Sur le chemin d’une conversion professionnelle, après une longue déroute dans ceux de l’absurde, peu à peu, au gré des cailloux blancs laissés par un Petit Poucet compatissant à ma lassitude, j’aperçois un horizon, celui de l’humain.
Tous les mercredis, je rejoins une équipe qui déploie ses talents d’imagination, la générosité de ses sourires, l’indulgence du cœur pour les Anciens, ces personnes, hommes et femmes, qui, eux, atteignent le bout du chemin de leur vie. Avec résignation.
Ce n’est pas gai une maison de retraite ou un EHPAD ; sur le papier.

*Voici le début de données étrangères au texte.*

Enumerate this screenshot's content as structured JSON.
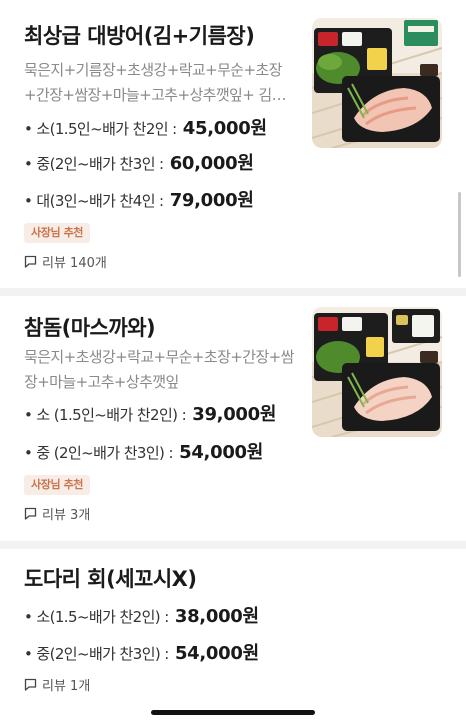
{
  "menu_items": [
    {
      "title": "최상급 대방어(김+기름장)",
      "description_lines": [
        "묵은지+기름장+초생강+락교+무순+초장",
        "+간장+쌈장+마늘+고추+상추깻잎+ 김+…"
      ],
      "options": [
        {
          "label": "• 소(1.5인~배가 찬2인 : ",
          "price": "45,000원"
        },
        {
          "label": "• 중(2인~배가 찬3인 : ",
          "price": "60,000원"
        },
        {
          "label": "• 대(3인~배가 찬4인 : ",
          "price": "79,000원"
        }
      ],
      "badge": "사장님 추천",
      "review": "리뷰 140개"
    },
    {
      "title": "참돔(마스까와)",
      "description_lines": [
        "묵은지+초생강+락교+무순+초장+간장+쌈",
        "장+마늘+고추+상추깻잎"
      ],
      "options": [
        {
          "label": "• 소 (1.5인~배가 찬2인) : ",
          "price": "39,000원"
        },
        {
          "label": "• 중 (2인~배가 찬3인) : ",
          "price": "54,000원"
        }
      ],
      "badge": "사장님 추천",
      "review": "리뷰 3개"
    },
    {
      "title": "도다리 회(세꼬시X)",
      "options": [
        {
          "label": "• 소(1.5~배가 찬2인) : ",
          "price": "38,000원"
        },
        {
          "label": "• 중(2인~배가 찬3인) : ",
          "price": "54,000원"
        }
      ],
      "review": "리뷰 1개"
    }
  ],
  "icons": {
    "review": "speech-bubble-icon",
    "thumbnail": "sashimi-platter-photo"
  }
}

Mais certains s’ingénient à rendre humain ce concept péjoratif. Rendre humain, simplement, c’est œuvrer à animer, même défaillantes, toutes les ressources disponibles d’une personne ; de son intelligence à sa motricité, de son esprit à sa vivacité. C’est lui laisser un accès au réel, au tangible ; lui permettre de vivre. De surseoir à la résignation.
Aujourd’hui, quelque part dans les Hauts-de-Seine, dans le parc arboré d’un de ces enclos pour personnes âgées, c’était jour de récolte, celle du potager. Incroyablement, malhabilement sur leurs cannes, mécaniquement dans leur fauteuil, les pensionnaires étaient tous au plus haut de l’enthousiasme.
Ça discute sec, des légumes, des recettes, de trucs et astuces de jardinier. Les mots traînent et coincent parfois dans les méandres de la mémoire, mais, seuls ou avec un coup de pouce, une syllabe suggérée, ils reviennent.
Beaucoup de souvenirs s’expriment souvent joyeusement : « Revenus à la poêle avec une pointe d’ail ! »
Suit une mine gourmande. Juste un silence évocateur.
D’autres s’expriment parfois mélancoliquement : « J’avais un jardin. »
Puis plus rien. Juste un silence songeur.
Agir pour faire vivre ces paroles, ces réactions, ces émotions, rabote, ponce, jusqu’au lisse, les faiblesses apparentes, les défaillances sournoises. Le dialogue se vernit alors du brillant, certes éphémère, mais pas vain, de la joie.